Note: This review is from 2013

Review by Steve Bennett

Are you the sort of person who'd like to guess at what age a woman lost her virginity in the hope of winning a 'masturbation wipe’? Then Naomi Hefter's show is the one for you.

Graphic filth defines these 50 minutes; that and anecdotes of her appalling behaviour, of which she seems to have precious little self-awareness.

It's advertised as a 14+ show, but the parents who thought it might be OK for their 13-year-old had to leave in embarrassment as a section about eating cum gave way to her revealing she talked about masturbation on a first date. Thank god they didn't stick around to hear this strangely charmless stand-up discuss YouPorn and the size of a fellow comedian's dick then apologise: 'There's no punchline to that.' And she wonders why she’s single...

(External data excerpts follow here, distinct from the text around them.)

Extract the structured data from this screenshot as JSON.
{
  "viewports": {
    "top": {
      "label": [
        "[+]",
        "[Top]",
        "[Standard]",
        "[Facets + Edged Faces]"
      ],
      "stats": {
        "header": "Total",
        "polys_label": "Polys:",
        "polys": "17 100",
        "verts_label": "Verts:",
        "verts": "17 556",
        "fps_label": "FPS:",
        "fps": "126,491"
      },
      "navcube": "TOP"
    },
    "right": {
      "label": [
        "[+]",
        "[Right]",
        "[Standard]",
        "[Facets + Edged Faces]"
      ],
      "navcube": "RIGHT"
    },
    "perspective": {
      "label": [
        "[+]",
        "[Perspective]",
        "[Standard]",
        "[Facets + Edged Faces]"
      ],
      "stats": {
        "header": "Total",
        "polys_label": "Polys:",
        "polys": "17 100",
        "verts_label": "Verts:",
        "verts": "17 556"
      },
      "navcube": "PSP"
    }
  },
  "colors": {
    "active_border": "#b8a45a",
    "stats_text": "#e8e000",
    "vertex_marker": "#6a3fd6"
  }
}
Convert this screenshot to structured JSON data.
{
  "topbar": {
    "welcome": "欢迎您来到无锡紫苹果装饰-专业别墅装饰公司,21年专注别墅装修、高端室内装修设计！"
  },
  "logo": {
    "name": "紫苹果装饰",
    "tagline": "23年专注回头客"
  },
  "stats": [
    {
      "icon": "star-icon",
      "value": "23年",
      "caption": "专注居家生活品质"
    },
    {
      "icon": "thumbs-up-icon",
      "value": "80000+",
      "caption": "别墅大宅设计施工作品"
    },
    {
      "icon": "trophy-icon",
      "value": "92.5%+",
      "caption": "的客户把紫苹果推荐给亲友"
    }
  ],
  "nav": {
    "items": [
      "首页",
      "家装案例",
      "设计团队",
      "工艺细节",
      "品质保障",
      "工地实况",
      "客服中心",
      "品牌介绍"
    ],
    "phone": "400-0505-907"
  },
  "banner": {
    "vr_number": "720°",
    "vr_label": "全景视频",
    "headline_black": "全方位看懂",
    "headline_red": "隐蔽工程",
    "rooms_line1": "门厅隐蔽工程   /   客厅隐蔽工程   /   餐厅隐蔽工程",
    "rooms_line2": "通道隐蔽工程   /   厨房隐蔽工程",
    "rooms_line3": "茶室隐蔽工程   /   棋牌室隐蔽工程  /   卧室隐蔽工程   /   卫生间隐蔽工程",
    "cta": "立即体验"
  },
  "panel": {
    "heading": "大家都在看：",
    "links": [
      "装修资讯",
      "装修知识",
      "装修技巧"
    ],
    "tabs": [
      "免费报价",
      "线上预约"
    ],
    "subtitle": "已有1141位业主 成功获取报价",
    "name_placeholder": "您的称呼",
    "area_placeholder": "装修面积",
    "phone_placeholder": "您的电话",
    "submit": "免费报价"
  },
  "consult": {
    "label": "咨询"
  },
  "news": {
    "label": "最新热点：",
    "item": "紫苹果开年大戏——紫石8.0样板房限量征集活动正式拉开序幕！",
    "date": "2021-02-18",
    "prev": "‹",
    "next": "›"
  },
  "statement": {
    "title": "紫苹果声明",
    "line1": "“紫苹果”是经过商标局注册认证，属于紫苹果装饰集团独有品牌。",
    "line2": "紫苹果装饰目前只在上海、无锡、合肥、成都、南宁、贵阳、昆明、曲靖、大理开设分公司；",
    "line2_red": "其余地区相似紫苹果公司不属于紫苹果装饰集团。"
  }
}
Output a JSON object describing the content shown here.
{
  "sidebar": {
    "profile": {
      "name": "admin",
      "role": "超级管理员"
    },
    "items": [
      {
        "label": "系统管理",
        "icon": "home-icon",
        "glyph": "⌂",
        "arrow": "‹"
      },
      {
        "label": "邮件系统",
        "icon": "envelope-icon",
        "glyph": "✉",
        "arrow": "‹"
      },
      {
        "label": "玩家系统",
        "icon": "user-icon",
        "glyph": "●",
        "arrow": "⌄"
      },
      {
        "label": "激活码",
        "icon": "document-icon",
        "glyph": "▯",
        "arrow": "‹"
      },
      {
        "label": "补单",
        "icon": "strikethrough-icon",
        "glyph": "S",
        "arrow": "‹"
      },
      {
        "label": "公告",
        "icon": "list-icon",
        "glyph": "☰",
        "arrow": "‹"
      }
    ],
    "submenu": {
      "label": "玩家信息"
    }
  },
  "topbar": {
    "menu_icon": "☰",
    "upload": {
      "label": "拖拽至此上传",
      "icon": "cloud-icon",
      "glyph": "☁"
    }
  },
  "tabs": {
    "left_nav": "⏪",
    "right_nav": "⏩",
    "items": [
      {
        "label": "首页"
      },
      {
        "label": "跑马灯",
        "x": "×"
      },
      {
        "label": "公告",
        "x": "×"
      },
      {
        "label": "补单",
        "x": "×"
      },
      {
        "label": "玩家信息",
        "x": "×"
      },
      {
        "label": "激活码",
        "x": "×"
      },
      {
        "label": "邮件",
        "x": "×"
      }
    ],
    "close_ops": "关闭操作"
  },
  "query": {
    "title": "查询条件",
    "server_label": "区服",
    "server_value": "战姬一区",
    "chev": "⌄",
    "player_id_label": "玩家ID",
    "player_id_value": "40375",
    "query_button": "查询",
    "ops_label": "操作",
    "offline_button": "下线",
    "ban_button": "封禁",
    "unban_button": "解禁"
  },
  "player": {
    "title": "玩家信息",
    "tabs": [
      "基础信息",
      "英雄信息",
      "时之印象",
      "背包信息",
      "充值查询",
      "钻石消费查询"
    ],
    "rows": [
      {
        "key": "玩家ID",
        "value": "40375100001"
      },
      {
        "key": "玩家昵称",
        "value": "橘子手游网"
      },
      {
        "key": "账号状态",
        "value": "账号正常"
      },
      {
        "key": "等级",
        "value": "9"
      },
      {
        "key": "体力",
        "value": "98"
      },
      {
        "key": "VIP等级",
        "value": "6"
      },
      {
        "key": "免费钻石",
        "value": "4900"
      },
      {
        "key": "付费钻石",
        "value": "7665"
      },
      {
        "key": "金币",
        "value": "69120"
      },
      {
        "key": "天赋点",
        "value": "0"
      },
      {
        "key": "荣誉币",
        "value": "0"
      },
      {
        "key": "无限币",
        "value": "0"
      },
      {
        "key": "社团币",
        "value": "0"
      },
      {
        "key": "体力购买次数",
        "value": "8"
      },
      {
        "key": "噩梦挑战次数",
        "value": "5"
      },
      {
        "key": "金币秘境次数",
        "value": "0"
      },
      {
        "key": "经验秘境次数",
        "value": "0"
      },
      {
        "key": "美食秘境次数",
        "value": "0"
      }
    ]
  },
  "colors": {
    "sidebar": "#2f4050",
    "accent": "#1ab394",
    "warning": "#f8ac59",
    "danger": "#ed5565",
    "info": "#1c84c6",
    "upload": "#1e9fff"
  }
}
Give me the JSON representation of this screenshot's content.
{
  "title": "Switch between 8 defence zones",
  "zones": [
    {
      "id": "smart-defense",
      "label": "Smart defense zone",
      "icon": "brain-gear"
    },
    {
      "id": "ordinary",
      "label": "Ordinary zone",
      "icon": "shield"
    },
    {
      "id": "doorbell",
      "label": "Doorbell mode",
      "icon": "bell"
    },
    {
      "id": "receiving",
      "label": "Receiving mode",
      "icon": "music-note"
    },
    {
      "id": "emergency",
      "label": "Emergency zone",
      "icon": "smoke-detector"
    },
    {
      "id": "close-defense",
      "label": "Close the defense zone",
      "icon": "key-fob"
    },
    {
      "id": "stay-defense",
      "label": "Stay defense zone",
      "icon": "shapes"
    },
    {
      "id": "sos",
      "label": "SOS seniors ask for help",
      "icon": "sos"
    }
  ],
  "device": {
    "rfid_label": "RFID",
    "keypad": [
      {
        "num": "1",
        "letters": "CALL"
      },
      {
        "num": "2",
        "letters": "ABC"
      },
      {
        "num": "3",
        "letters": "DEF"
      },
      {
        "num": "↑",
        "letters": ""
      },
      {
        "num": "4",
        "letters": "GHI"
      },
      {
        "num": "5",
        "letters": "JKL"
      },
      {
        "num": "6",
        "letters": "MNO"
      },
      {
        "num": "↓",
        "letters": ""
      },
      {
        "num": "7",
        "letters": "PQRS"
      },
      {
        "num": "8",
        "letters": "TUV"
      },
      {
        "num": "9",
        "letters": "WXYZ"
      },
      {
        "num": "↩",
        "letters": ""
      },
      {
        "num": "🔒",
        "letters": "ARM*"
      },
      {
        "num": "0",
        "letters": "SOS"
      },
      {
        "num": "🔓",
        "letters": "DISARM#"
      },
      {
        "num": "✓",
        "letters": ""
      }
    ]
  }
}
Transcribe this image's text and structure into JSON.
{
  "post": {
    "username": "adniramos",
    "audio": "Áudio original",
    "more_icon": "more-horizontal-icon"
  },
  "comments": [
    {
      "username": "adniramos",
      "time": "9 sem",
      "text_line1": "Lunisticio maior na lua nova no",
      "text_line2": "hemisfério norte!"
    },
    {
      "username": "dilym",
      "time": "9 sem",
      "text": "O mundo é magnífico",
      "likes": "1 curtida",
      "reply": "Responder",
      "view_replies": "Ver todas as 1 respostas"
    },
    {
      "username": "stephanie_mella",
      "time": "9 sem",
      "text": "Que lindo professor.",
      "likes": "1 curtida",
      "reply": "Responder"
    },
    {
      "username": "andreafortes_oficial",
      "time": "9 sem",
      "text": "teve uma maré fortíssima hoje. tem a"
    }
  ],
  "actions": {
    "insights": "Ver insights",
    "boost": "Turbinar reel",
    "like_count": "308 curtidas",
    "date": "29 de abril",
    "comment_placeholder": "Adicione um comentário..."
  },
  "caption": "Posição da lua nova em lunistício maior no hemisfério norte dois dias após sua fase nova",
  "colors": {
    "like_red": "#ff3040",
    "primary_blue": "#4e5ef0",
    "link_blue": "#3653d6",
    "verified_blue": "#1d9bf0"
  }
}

She talks about having a sore bum after sex with a German guy who she believes channeled 'the power of Hitler to make me feel like a Jew.’ As if to balance such an horrific idea she later talks about being fucked in the arse by ’a Jew’, so that makes her odd attitude all perfectly alright, then.

God help us if we don't laugh at this horrendous stuff. 'You’re all stupid people, aren't you,’ she berates us, in absolute earnest after some dud. ’People normally get that.' She backtracks and half-apologises for the comment that does nothing to endear her. But strangely she seems more concerned that her ungenerous outburst be reported outside these four walls. ‘Don’t tell anyone I said that,’ she urges. Oopsie.

There’s a glimmer of hope when she moves on to her employment record. Having been fired from 23 jobs in just over four years might say something about her personality – not that she seems to have learned – but it should be comic fodder. She lost one position because she tried to wax her pubes at work, which is an inherently funny story, though she doesn't really add much to it in the telling.

Perhaps she's keen to stick to her initial credo, when she promised everything we heard would be 100 per cent true. As if that matters: if we want truth, we could read an encyclopaedia. We want jokes from a comedian, but this is just awkward, intimate details told with little charisma.